Duality Trap: Emergencies
This last week my refrigerator
broke down. It was rather old so I knew I would eventually be
replacing it. Of course, the previous week when it had been working
my pantry had been bare. So, I had gone out and bought over $100
worth of groceries, much of it seafood, and had just finished
congratulating myself on my fine purchases when the next day
the refrigerator died.
I watch my objective imagery very
closely. I think of it as the abstract symbols of how I am creating
my life. If I create a happening that is bound to get my attention,
I spend a bit of time musing on how I created it and why. This
time, I decided to ignore it and offered myself the justification
that the refrigerator was old. Of course, it would eventually
break down!
So, then my furnace refused to
start. It was at this point that I became furious. The refrigerator
hadn't bothered me, so now I was going to create the furnace
not working? That furnace was new! It should have been working!
It was still warrantied. It had no excuse for creating this emergency
situation and I wholeheartedly resented it.

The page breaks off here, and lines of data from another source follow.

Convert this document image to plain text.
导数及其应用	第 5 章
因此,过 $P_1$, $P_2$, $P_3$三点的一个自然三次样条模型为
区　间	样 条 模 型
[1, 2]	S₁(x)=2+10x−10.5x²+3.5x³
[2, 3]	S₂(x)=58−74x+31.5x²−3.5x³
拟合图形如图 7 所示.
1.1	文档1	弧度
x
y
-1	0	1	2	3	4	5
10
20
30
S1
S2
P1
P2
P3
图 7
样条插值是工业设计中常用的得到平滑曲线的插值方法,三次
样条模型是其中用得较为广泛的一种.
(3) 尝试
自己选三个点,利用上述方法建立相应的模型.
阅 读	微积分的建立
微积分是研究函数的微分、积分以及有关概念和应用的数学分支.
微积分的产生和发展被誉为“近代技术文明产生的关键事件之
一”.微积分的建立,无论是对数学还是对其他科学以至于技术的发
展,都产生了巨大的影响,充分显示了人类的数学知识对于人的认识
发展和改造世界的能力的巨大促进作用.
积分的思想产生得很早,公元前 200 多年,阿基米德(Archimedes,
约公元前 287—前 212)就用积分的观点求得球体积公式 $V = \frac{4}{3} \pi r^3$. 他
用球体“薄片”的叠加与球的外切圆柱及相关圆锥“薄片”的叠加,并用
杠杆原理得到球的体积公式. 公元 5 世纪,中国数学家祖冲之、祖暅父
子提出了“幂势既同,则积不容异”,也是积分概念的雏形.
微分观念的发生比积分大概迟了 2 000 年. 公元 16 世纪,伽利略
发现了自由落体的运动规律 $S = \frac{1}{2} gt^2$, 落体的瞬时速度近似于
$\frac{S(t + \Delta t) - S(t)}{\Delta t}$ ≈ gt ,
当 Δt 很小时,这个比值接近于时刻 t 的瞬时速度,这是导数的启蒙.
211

Just because we are masters of
our reality and understand that we create our reality does not
mean that we have learned to appreciate every instance of our
creations! Nor that we are always paying attention! I have been
working on this aspect of appreciation for quite some time but
I was
telling
myself:
"I'm
tired and
I've been doing this for a long time. So, now I feel like being
mad."
So, I got mad.
I didn't pay attention to the fact
that time paid a key role in the manifestation of my stress.
The creations were all about time, a subject I was keenly exploring
at the time with a friend. Clearly, if time didn't exist, the
food would not be subejct to spoilage because it would not age.

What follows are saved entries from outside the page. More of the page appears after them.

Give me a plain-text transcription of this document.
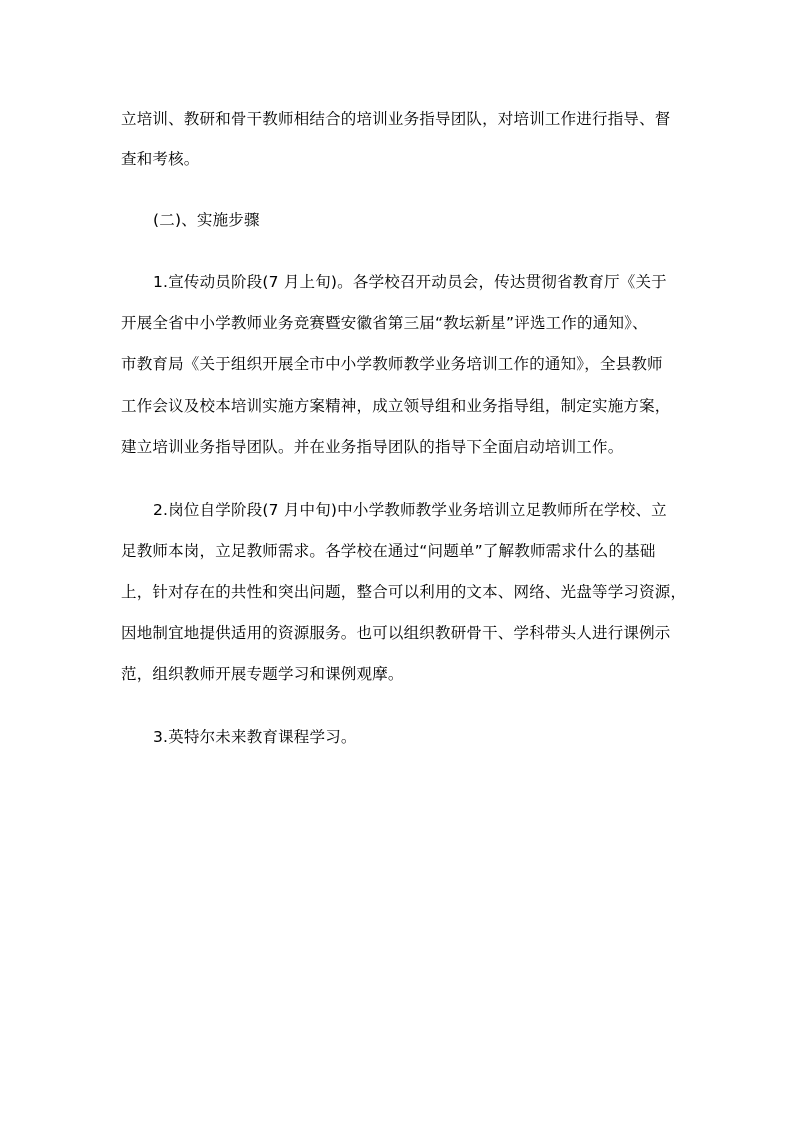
立培训、教研和骨干教师相结合的培训业务指导团队，对培训工作进行指导、督
查和考核。
(二)、实施步骤
1.宣传动员阶段(7 月上旬)。各学校召开动员会，传达贯彻省教育厅《关于
开展全省中小学教师业务竞赛暨安徽省第三届“教坛新星”评选工作的通知》、
市教育局《关于组织开展全市中小学教师教学业务培训工作的通知》，全县教师
工作会议及校本培训实施方案精神，成立领导组和业务指导组，制定实施方案，
建立培训业务指导团队。并在业务指导团队的指导下全面启动培训工作。
2.岗位自学阶段(7 月中旬)中小学教师教学业务培训立足教师所在学校、立
足教师本岗，立足教师需求。各学校在通过“问题单”了解教师需求什么的基础
上，针对存在的共性和突出问题，整合可以利用的文本、网络、光盘等学习资源，
因地制宜地提供适用的资源服务。也可以组织教研骨干、学科带头人进行课例示
范，组织教师开展专题学习和课例观摩。
3.英特尔未来教育课程学习。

Clearly, I would not be tired having practiced appreciation for
quite some time because I couldn't experience a lack of energy
or motivation in a space where time was not an issue. And clearly,
the irritation would not have gotten to the point of anger if
time hadn't marched on leaving me cold and hungry.
It appeared to me at the time of
these happenings, that the longer it took to fix something the
more unacceptable it became. Instead of accepting the situation,
I became increasingly aggravated. It became apparent to me that
time had not changed a single thing about my reality. I had changed
my reality through my perception of time. Time is my enemy, in
emergency situations. That's what I believe. Time is unchangeable
and it just runs away without letting me catch up. I loose my
breath. I loose my cool! Literally, I created that by shutting
down my refrigerator! And then, I went one step further and decided
not to let things heat up as well. In imagery, I had stopped
time. Obviously, I was desiring to slow down.

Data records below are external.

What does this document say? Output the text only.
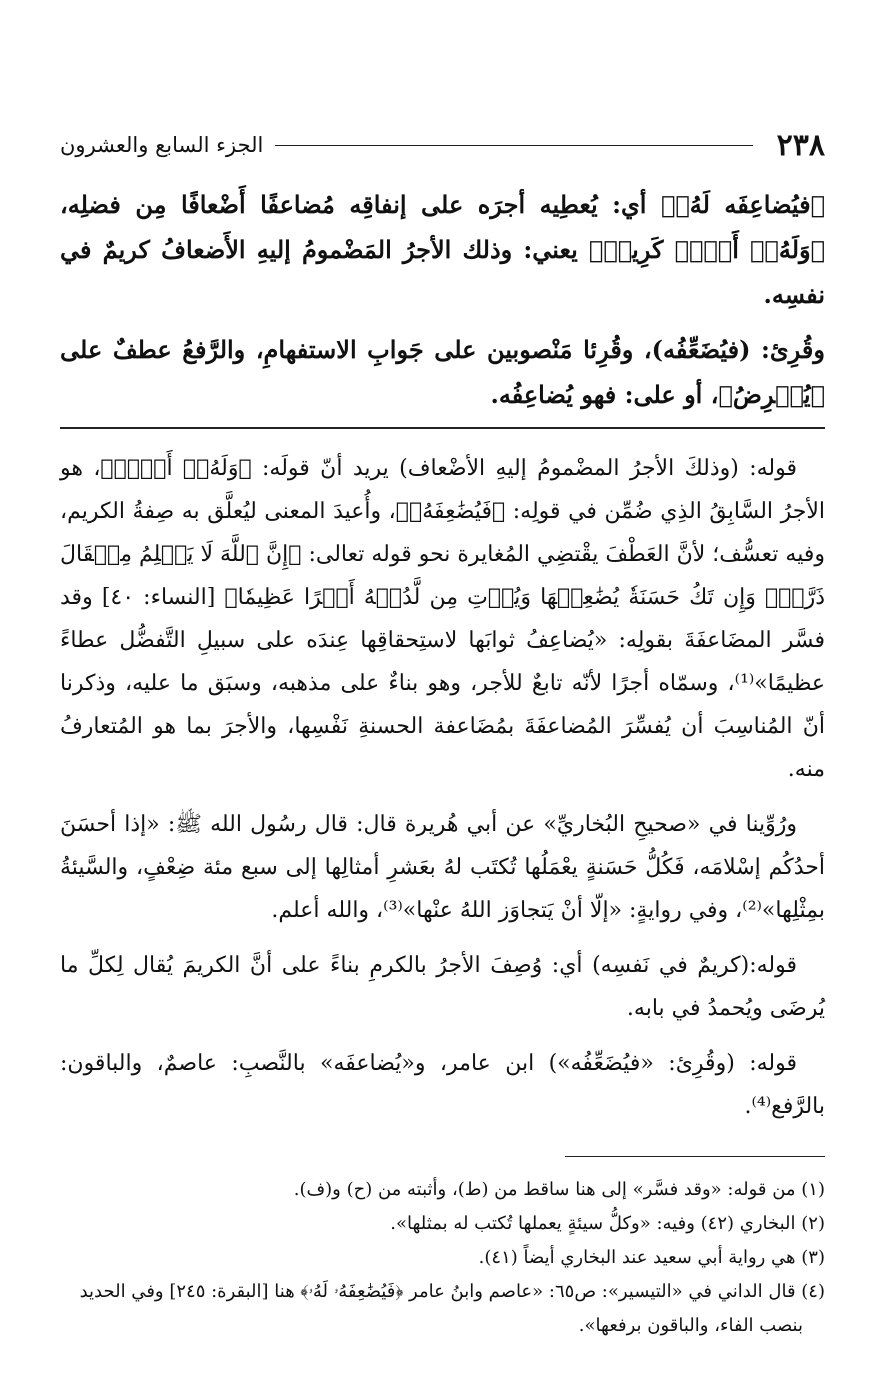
٢٣٨
الجزء السابع والعشرون

﴿فيُضاعِفَه لَهُۥ﴾ أي: يُعطِيه أجرَه على إنفاقِه مُضاعفًا أَضْعافًا مِن فضلِه، ﴿وَلَهُۥٓ أَجۡرٞ كَرِيمٞ﴾ يعني: وذلك الأجرُ المَضْمومُ إليهِ الأَضعافُ كريمٌ في نفسِه.

وقُرِئ: (فيُضَعِّفُه)، وقُرِئا مَنْصوبين على جَوابِ الاستفهامِ، والرَّفعُ عطفٌ على ﴿يُقۡرِضُ﴾، أو على: فهو يُضاعِفُه.

قوله: (وذلكَ الأجرُ المضْمومُ إليهِ الأضْعاف) يريد أنّ قولَه: ﴿وَلَهُۥٓ أَجۡرٞ﴾، هو الأجرُ السَّابِقُ الذِي ضُمِّن في قولِه: ﴿فَيُضَٰعِفَهُۥ﴾، وأُعيدَ المعنى ليُعلَّق به صِفةُ الكريم، وفيه تعسُّف؛ لأنَّ العَطْفَ يقْتضِي المُغايرة نحو قوله تعالى: ﴿إِنَّ ٱللَّهَ لَا يَظۡلِمُ مِثۡقَالَ ذَرَّةٖۖ وَإِن تَكُ حَسَنَةٗ يُضَٰعِفۡهَا وَيُؤۡتِ مِن لَّدُنۡهُ أَجۡرًا عَظِيمٗا﴾ [النساء: ٤٠] وقد فسَّر المضَاعفَةَ بقولِه: «يُضاعِفُ ثوابَها لاستِحقاقِها عِندَه على سبيلِ التَّفضُّل عطاءً عظيمًا»⁽¹⁾، وسمّاه أجرًا لأنّه تابعٌ للأجر، وهو بناءٌ على مذهبه، وسبَق ما عليه، وذكرنا أنّ المُناسِبَ أن يُفسِّرَ المُضاعفَةَ بمُضَاعفة الحسنةِ نَفْسِها، والأجرَ بما هو المُتعارفُ منه.

ورُوِّينا في «صحيحِ البُخاريِّ» عن أبي هُريرة قال: قال رسُول الله ﷺ: «إذا أحسَنَ أحدُكُم إسْلامَه، فَكُلُّ حَسَنةٍ يعْمَلُها تُكتَب لهُ بعَشرِ أمثالِها إلى سبع مئة ضِعْفٍ، والسَّيئةُ بمِثْلِها»⁽²⁾، وفي روايةٍ: «إلّا أنْ يَتجاوَز اللهُ عنْها»⁽³⁾، والله أعلم.

قوله:(كريمٌ في نَفسِه) أي: وُصِفَ الأجرُ بالكرمِ بناءً على أنَّ الكريمَ يُقال لِكلِّ ما يُرضَى ويُحمدُ في بابه.

قوله: (وقُرِئ: «فيُضَعِّفُه») ابن عامر، و«يُضاعفَه» بالنَّصبِ: عاصمٌ، والباقون: بالرَّفع⁽⁴⁾.

(١) من قوله: «وقد فسَّر» إلى هنا ساقط من (ط)، وأثبته من (ح) و(ف).

(٢) البخاري (٤٢) وفيه: «وكلُّ سيئةٍ يعملها تُكتب له بمثلها».

(٣) هي رواية أبي سعيد عند البخاري أيضاً (٤١).

(٤) قال الداني في «التيسير»: ص٦٥: «عاصم وابنُ عامر ﴿فَيُضَٰعِفَهُۥ لَهُۥ﴾ هنا [البقرة: ٢٤٥] وفي الحديد

بنصب الفاء، والباقون برفعها».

It was interesting to me that this
occurred as I have taken on a variety of extra work and projects.
I have begun to race away without realizing that I actually prefer
a very quiet and calm life. I became motivated by this experience
to look into ways people in the past had dealt with the issue
of food spoilage and I found information on root cellars. From
there, I explored other areas of home construction and maintenance,
and issue that has been plaguing me this last year, and realized
that I no longer align with a modern way of life. I want an earth-friendly
and slower pace in my life. I want a sane life where I create
a natural flow in time for my desires instead of cultural
time creating demands on me. This was definitely something worth
paying attention to and creating consciously. I could now appreciate
the creation of my emergencies and see them what they truly represent:
a shift in consciousness and an expression of my beliefs about
time. This gives me the opportunity to address those beliefs
and through acceptance neutralize their effect on me. It also
brings me back to a point of power where I realize that I create
time and I change my reality through my perception of it.